Dr. Lee during his medical career delivered babies for generations of Palo Alto area mothers and was well-loved by his patients, his son, Rich Lee, M.D., a family practice physician at the Stanford Health Service, recalled.

But Dr. Lee's twin passion for most of his life was racing Porsche sports cars. In later years he actively worked to improve racing safety and provided medical services at races in Laguna Seca near Monterey, Sears Point in the North Bay and other race tracks -- becoming known as the inventor of the racing safety harness (adapted from his flying experiences during World War II).

Memorial services will be held Tuesday, Nov. 25 at 1:30 p.m. p.m. at the Stanford Memorial Church, with the Rev. Scotty McLennan officiating.

He is survived by his three brothers, all physicians: Peter Lee of Los Angeles; Philip R. Lee of Palo Alto; and Hewlett Lee of Portola Valley. A sister, Margo Paulsen, M.D., died in 1973 -- she was the wife of the late James Paulsen, a psychiatrist at the Clinic for many years.

The Lee family made its mark on the Palo Alto region in 1924, when Russel Lee moved from San Francisco to Palo Alto and joined the medical practice of Dr. Tom Williams. On Dr. Williams retirement, he formed a series of partnerships that ultimately became the Palo Alto Clinic -- one of the first non-specialty group medical practices in the nation.

Dick Lee was raised in a house built by his father at 440 Gerona Road, Stanford, and survived a bout of polio as a young child that left him with a slight limp made worse later in life from vehicle accidents and a hip replacement. He attended one of the first classes of Peninsula School in Menlo Park. Russel Lee died in 1982.

Dick attended Palo Alto High School, then briefly Pomona College in Southern California, from which he flunked out and moved to Westminster College in Spanish Fork, Utah, his father's native town, where he earned a college letter in swimming. He also attended the University of Michigan for a quarter.

He received his M.D. in 1944 from the Stanford School of Medicine, then in San Francisco. He did his OB/gyn residency at San Francisco General Hospital and Kaiser Permanente.

During World War II, Dick and Peter joined the Army and Philip and Hewlett joined the Navy, all serving as medical officers -- Dick at the Hamilton Air Base of the U.S. Army Air Corps before it became the Air Force. He was stationed in the Philippines and in Korea, and ultimately became a lieutenant colonel in the Air Force Reserves -- he was called up during the Korean War and, briefly, during the Cuban Missile Crisis of 1963.

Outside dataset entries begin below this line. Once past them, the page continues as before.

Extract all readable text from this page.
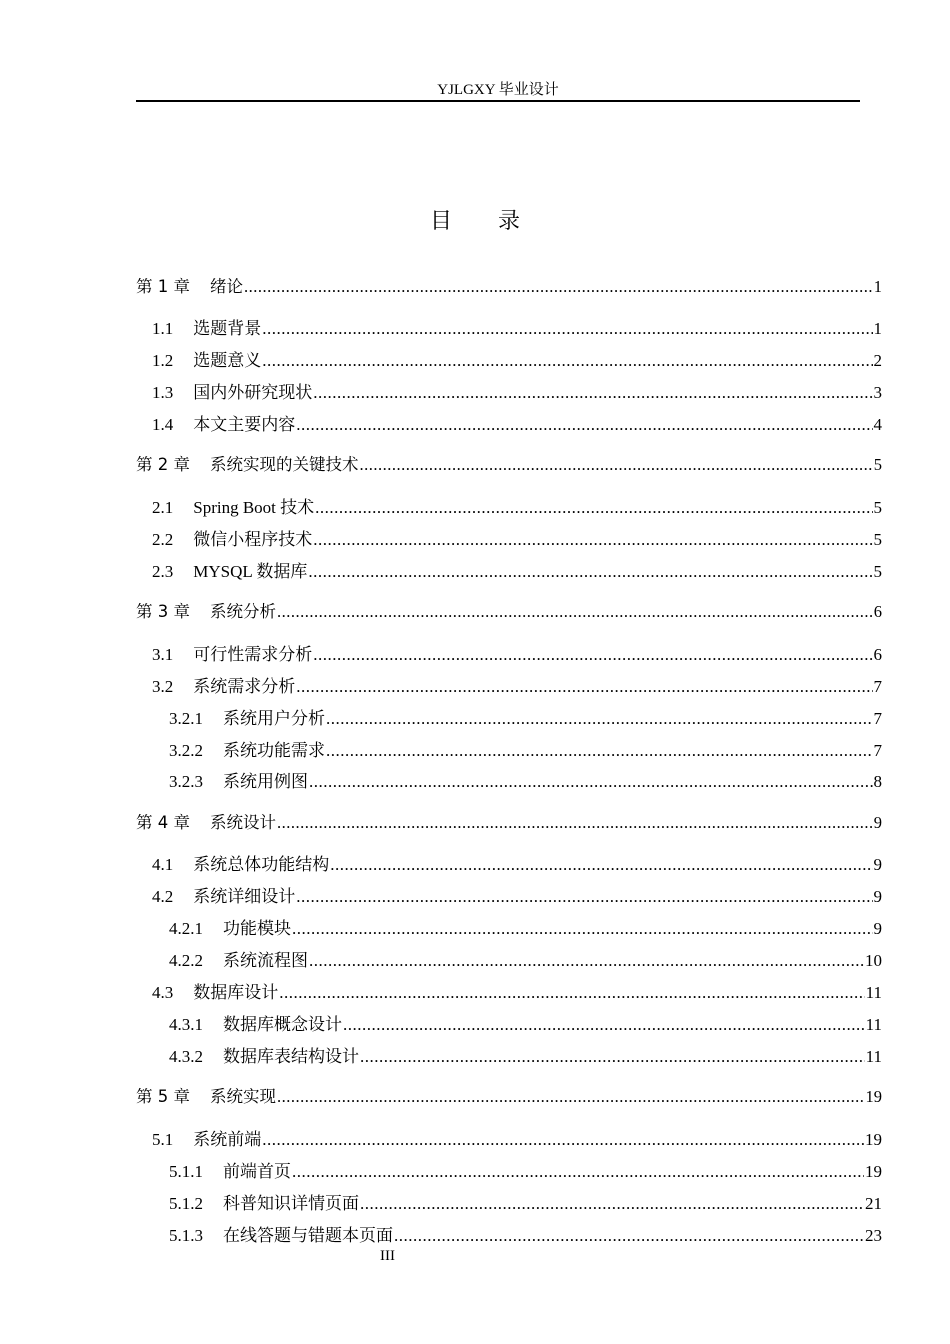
YJLGXY 毕业设计
目 录
第 1 章 绪论 .....	1
1.1 选题背景 .....	1
1.2 选题意义 .....	2
1.3 国内外研究现状 .....	3
1.4 本文主要内容 .....	4
第 2 章 系统实现的关键技术 .....	5
2.1 Spring Boot 技术 .....	5
2.2 微信小程序技术 .....	5
2.3 MYSQL 数据库 .....	5
第 3 章 系统分析 .....	6
3.1 可行性需求分析 .....	6
3.2 系统需求分析 .....	7
3.2.1 系统用户分析 .....	7
3.2.2 系统功能需求 .....	7
3.2.3 系统用例图 .....	8
第 4 章 系统设计 .....	9
4.1 系统总体功能结构 .....	9
4.2 系统详细设计 .....	9
4.2.1 功能模块 .....	9
4.2.2 系统流程图 .....	10
4.3 数据库设计 .....	11
4.3.1 数据库概念设计 .....	11
4.3.2 数据库表结构设计 .....	11
第 5 章 系统实现 .....	19
5.1 系统前端 .....	19
5.1.1 前端首页 .....	19
5.1.2 科普知识详情页面 .....	21
5.1.3 在线答题与错题本页面 .....	23
III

After two unsuccessful early marriages, he married Louise Tower, a nurse he met at Hamilton Air Base. He and "Lou" had a close companionship until her death in 1999. They had four children, Russel, Patty (who died in 1995), Rich and Peter.

During his medical career, he took an active interest in the needs of pregnant teens and unwed mothers.

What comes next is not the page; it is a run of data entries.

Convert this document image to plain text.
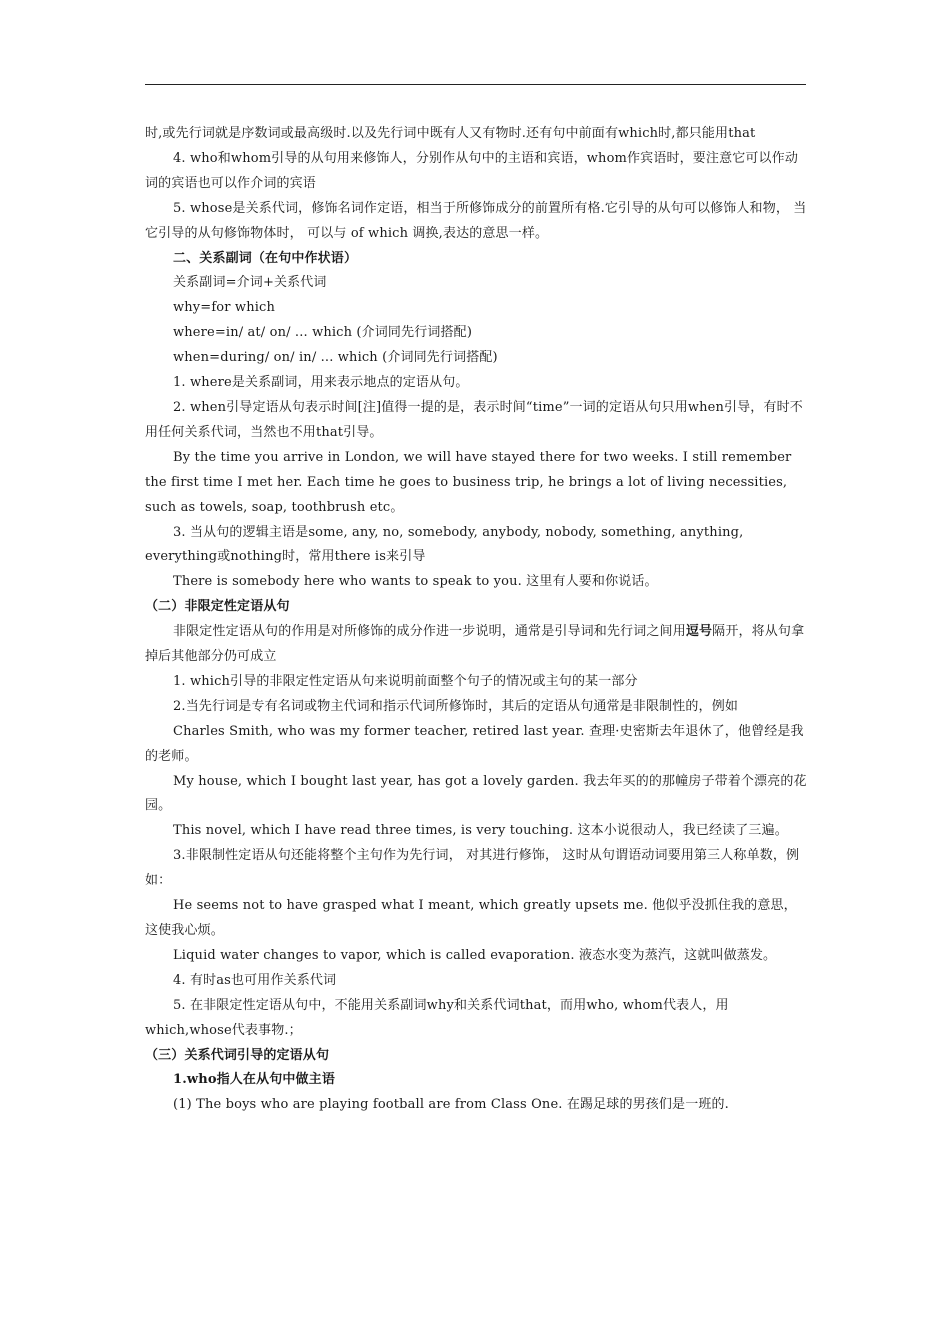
时,或先行词就是序数词或最高级时.以及先行词中既有人又有物时.还有句中前面有which时,都只能用that

4. who和whom引导的从句用来修饰人，分别作从句中的主语和宾语，whom作宾语时，要注意它可以作动词的宾语也可以作介词的宾语

5. whose是关系代词，修饰名词作定语，相当于所修饰成分的前置所有格.它引导的从句可以修饰人和物， 当它引导的从句修饰物体时， 可以与 of which 调换,表达的意思一样。

二、关系副词（在句中作状语）

关系副词=介词+关系代词

why=for which

where=in/ at/ on/ ... which (介词同先行词搭配)

when=during/ on/ in/ ... which (介词同先行词搭配)

1. where是关系副词，用来表示地点的定语从句。

2. when引导定语从句表示时间[注]值得一提的是，表示时间“time”一词的定语从句只用when引导，有时不用任何关系代词，当然也不用that引导。

By the time you arrive in London, we will have stayed there for two weeks. I still remember the first time I met her. Each time he goes to business trip, he brings a lot of living necessities, such as towels, soap, toothbrush etc。

3. 当从句的逻辑主语是some, any, no, somebody, anybody, nobody, something, anything, everything或nothing时，常用there is来引导

There is somebody here who wants to speak to you. 这里有人要和你说话。

（二）非限定性定语从句

非限定性定语从句的作用是对所修饰的成分作进一步说明，通常是引导词和先行词之间用逗号隔开，将从句拿掉后其他部分仍可成立

1. which引导的非限定性定语从句来说明前面整个句子的情况或主句的某一部分

2.当先行词是专有名词或物主代词和指示代词所修饰时，其后的定语从句通常是非限制性的，例如

Charles Smith, who was my former teacher, retired last year. 查理·史密斯去年退休了，他曾经是我的老师。

My house, which I bought last year, has got a lovely garden. 我去年买的的那幢房子带着个漂亮的花园。

This novel, which I have read three times, is very touching. 这本小说很动人，我已经读了三遍。

3.非限制性定语从句还能将整个主句作为先行词， 对其进行修饰， 这时从句谓语动词要用第三人称单数，例如：

He seems not to have grasped what I meant, which greatly upsets me. 他似乎没抓住我的意思，这使我心烦。

Liquid water changes to vapor, which is called evaporation. 液态水变为蒸汽，这就叫做蒸发。

4. 有时as也可用作关系代词

5. 在非限定性定语从句中，不能用关系副词why和关系代词that，而用who, whom代表人，用which,whose代表事物.；

（三）关系代词引导的定语从句

1.who指人在从句中做主语

(1) The boys who are playing football are from Class One. 在踢足球的男孩们是一班的.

"He was vocal about contraception to the point of generating controversy," Rich Lee recalled. "He would rather prevent pregnancies than see abortions -- before abortion was legalized." The Lees also took a series of girls into their home until they delivered and decided either to keep the baby or put it up for adoption.

Dick Lee's love of speed began as a youth, when he took up racing his Indian motorcycle around a dirt track at the Stanford Stadium -- and once got caught riding it across the Stanford Golf Course. He also was an avid flyer.

He regularly raced from 1958 to 1973, when he shifted to providing medical services for race drivers. He was named regional director and later national medical director for the Sports Car Club of America. In 1966, he was severely injured when he was instructing a student race driver at the Santa Clara County Fairgrounds, and the car went out of control and hit a large concrete barrier. He also had broken a leg in a motorcycle accident at the Lee compound, passing it off for years to family members as a bicycle accident.

In both medicine and racing, "he had a mischievous sense of humor, and was not afraid to use it," Rich recalled -- citing the time his father showed up in a Harpo Marx wig with a bulb-horn after a nurse admonished him that there should be "no clowning around here."